A mere 59, physicist James Wynne, who, along with two colleagues, brought into being the so-called lasik (laser in-situ Keratomileusis) and prk (photorefractive keratectomy) surgery methods through the invention of the excimer laser, has just been issued a new patent for laser treatments in dermatology.
"It's a concept to get the skin to look younger," he explained.
Cosmetic enhancement isn't really the dream of this scientist, who said he has not had the lasik procedure that would make his contact lens unnecessary, but he is getting his two grown children to have it done to correct their nearsightedness. It's a surgical method using a short-pulse ultraviolet laser in a highly controlled fashion to change permanently the shape of the cornea, the clear covering of the front of the eye.
"Five million people around the world have had it done," he volunteered proudly of the breakthrough application of lasers developed at IBM and its Watson Research Center, where he was manager of the laser physics and chemistry group. His longtime hero is Louis Pasteur, the Frenchman whose U.S. patent for pasteurization is part of the new exhibit, Mr. Wynne noted enthusiastically.
In addition to corporate support and often firm family support, there is another lesson, too, in seeing how inventions often come about through the most accidental and seemingly unlikely means.
The history of the excimer laser surgery method basically began with the leftovers from a Thanksgiving turkey back in 1981. Mr. Wynne and a colleague, talking about how a laser made holes in plastic, wondered, "Why not tissue?" he recalled in explaining how "I didn't invent the laser, but we adapted it in new ways. I was thinking brain surgery." In the first of many experiments, they "zapped" a turkey cartilage to test the idea's possibilities.
The invention of Scotchgard, the fabric protector, has a similar story behind it, as related by Patsy Sherman, one of the few women in about 150 whose names are in the Inventors Hall of Fame. Retired from the Minneapolis firm of 3M, where she and fellow inventor Sam Smith were chemists, she had been hired temporarily to help solve a problem with the fluoropolymers found in jet aircraft fuel hoses.
"We knew they were good for hosing, but they got cold in the sky and cracked," she said.
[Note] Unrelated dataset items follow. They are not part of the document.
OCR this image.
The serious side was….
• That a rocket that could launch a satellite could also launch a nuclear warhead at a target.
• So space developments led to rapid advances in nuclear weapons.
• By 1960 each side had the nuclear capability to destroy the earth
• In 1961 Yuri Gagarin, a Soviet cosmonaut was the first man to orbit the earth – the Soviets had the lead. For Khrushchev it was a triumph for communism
Then, accidentally, one time they splashed some of the latex material on a pair of sneakers and discovered that nothing would wet those spots.
"We knew that since tennis shoes didn't fly, the stuff had a better use," she said, adding that "the best part of the story is that I got to keep my job for 40 years." (Recently, 3M altered the long-standing Scotchgard formula for environmental concerns, but the product remains available.)
Technology does not always follow a sure course. Glitches happen. Things got off to a slow start Tuesday afternoon, Mr. Rogan told reception guests with a chuckle, "because someone forgot to plug in the microphone."
Standing with the other inventors a semicircle in front of the podium, Mr. West smiled.